I was just going to fucking enjoy it while it lasted.

CHAPTER SIX

Lexy

“Let it drop,” I grumbled as I picked apart a bagel and put tiny bites into my mouth. So far, so good. The food was staying down, and, little by little, the rolling in my stomach was settling.

“You looked super cozy on that couch, that’s all I’m saying,” Lottie said as she gathered her long hair in one hand, then pinned it back with a claw clip that immediately started to sag with the weight of her heavy hair.

I had hair just like hers. Thick and heavy and often hard to contain. Which was why I’d chopped so much of mine off last year. Best decision of my life.

Lexy had crashed on the other side of my bed the night before, refusing to leave me alone in case I might need her.

I tried to insist that I was fine. And, objectively, I was. Sure, I was dealing with the symptoms of the concussion, but I knew that was going to be for the long haul, so I was trying not to get too upset about it.

The thing was, I didn’t want her to go.

There was no one in the world I was okay feeling like I relied on.
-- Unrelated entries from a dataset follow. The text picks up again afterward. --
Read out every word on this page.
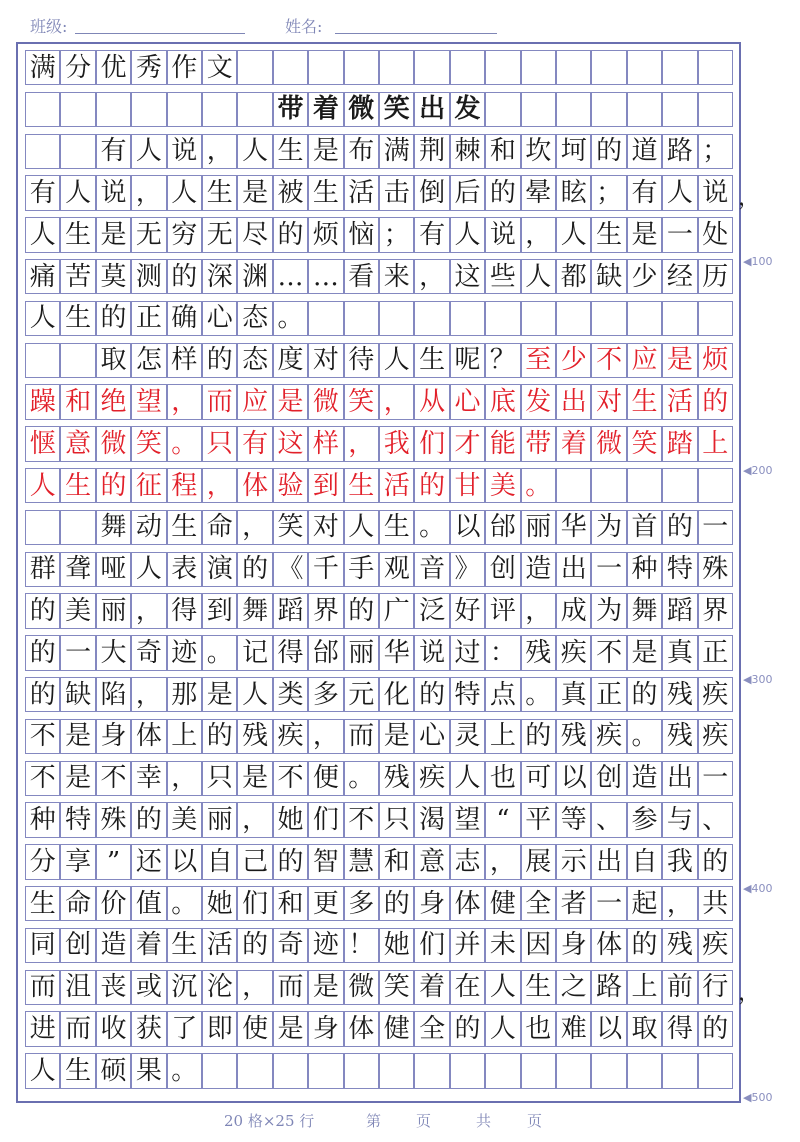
班级:	姓名:
满 分 优 秀 作 文
带 着 微 笑 出 发
有 人 说 ， 人 生 是 布 满 荆 棘 和 坎 坷 的 道 路 ；
有 人 说 ， 人 生 是 被 生 活 击 倒 后 的 晕 眩 ； 有 人 说
人 生 是 无 穷 无 尽 的 烦 恼 ； 有 人 说 ， 人 生 是 一 处
痛 苦 莫 测 的 深 渊 … … 看 来 ， 这 些 人 都 缺 少 经 历
人 生 的 正 确 心 态 。
取 怎 样 的 态 度 对 待 人 生 呢 ？ 至 少 不 应 是 烦
躁 和 绝 望 ， 而 应 是 微 笑 ， 从 心 底 发 出 对 生 活 的
惬 意 微 笑 。 只 有 这 样 ， 我 们 才 能 带 着 微 笑 踏 上
人 生 的 征 程 ， 体 验 到 生 活 的 甘 美 。
舞 动 生 命 ， 笑 对 人 生 。 以 邰 丽 华 为 首 的 一
群 聋 哑 人 表 演 的 《 千 手 观 音 》 创 造 出 一 种 特 殊
的 美 丽 ， 得 到 舞 蹈 界 的 广 泛 好 评 ， 成 为 舞 蹈 界
的 一 大 奇 迹 。 记 得 邰 丽 华 说 过 ： 残 疾 不 是 真 正
的 缺 陷 ， 那 是 人 类 多 元 化 的 特 点 。 真 正 的 残 疾
不 是 身 体 上 的 残 疾 ， 而 是 心 灵 上 的 残 疾 。 残 疾
不 是 不 幸 ， 只 是 不 便 。 残 疾 人 也 可 以 创 造 出 一
种 特 殊 的 美 丽 ， 她 们 不 只 渴 望 “ 平 等 、 参 与 、
分 享 ” 还 以 自 己 的 智 慧 和 意 志 ， 展 示 出 自 我 的
生 命 价 值 。 她 们 和 更 多 的 身 体 健 全 者 一 起 ， 共
同 创 造 着 生 活 的 奇 迹 ！ 她 们 并 未 因 身 体 的 残 疾
而 沮 丧 或 沉 沦 ， 而 是 微 笑 着 在 人 生 之 路 上 前 行
进 而 收 获 了 即 使 是 身 体 健 全 的 人 也 难 以 取 得 的
人 生 硕 果 。
20 格×25 行	第 页	共 页
，
，
◀100
◀200
◀300
◀400
◀500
Except for my sister. Maybe that was only because she relied so heavily on me that it felt like a fair exchange. Or it could just be that she was the only person I’d ever met who could put up with my often surly ass without getting annoyed by it.

“You can fool everyone else, Lex,” she’d say, “but I know there’s a gooey caramel center under that hard candy shell.”

Sometimes I worried she was right about that, about other people finding that out.

Because, I mean, it wasn’t really possible for someone to be so into music without having lots of big feelings inside. If you didn’t have those emotions, you wouldn’t be able to appreciate what the artists were putting out there for the world to hear.

That was probably why I loved my job and the people there so much. Because we were all cut from the same cloth. We got one another without having to open up.

I could pass Andrew a new track I’d heard, and he could listen and understand what was going on with me without me having to say it.

Music was a form of communication.

And the only one I felt comfortable with.

When the text from Finn had come through the night before, I’d been half-asleep and glad for it because that meant the migraine was finally loosening its grip on me.

Still, I’d shot up in bed, and tiptoed out of my bedroom and downstairs to look through my shelves to send him another, longer, list of songs I thought he would relate to.

I didn’t know the guy.

And, yet, somehow, I did.

Because I’d been down in that hole in the past.

I understood the way depression acted like your own personal dark cloud overhead, dimming everything in your life, but you couldn’t make it go away. And you didn’t know how to explain to people around you who were basking in never-ending sunlight what it felt like to never feel those rays on your skin.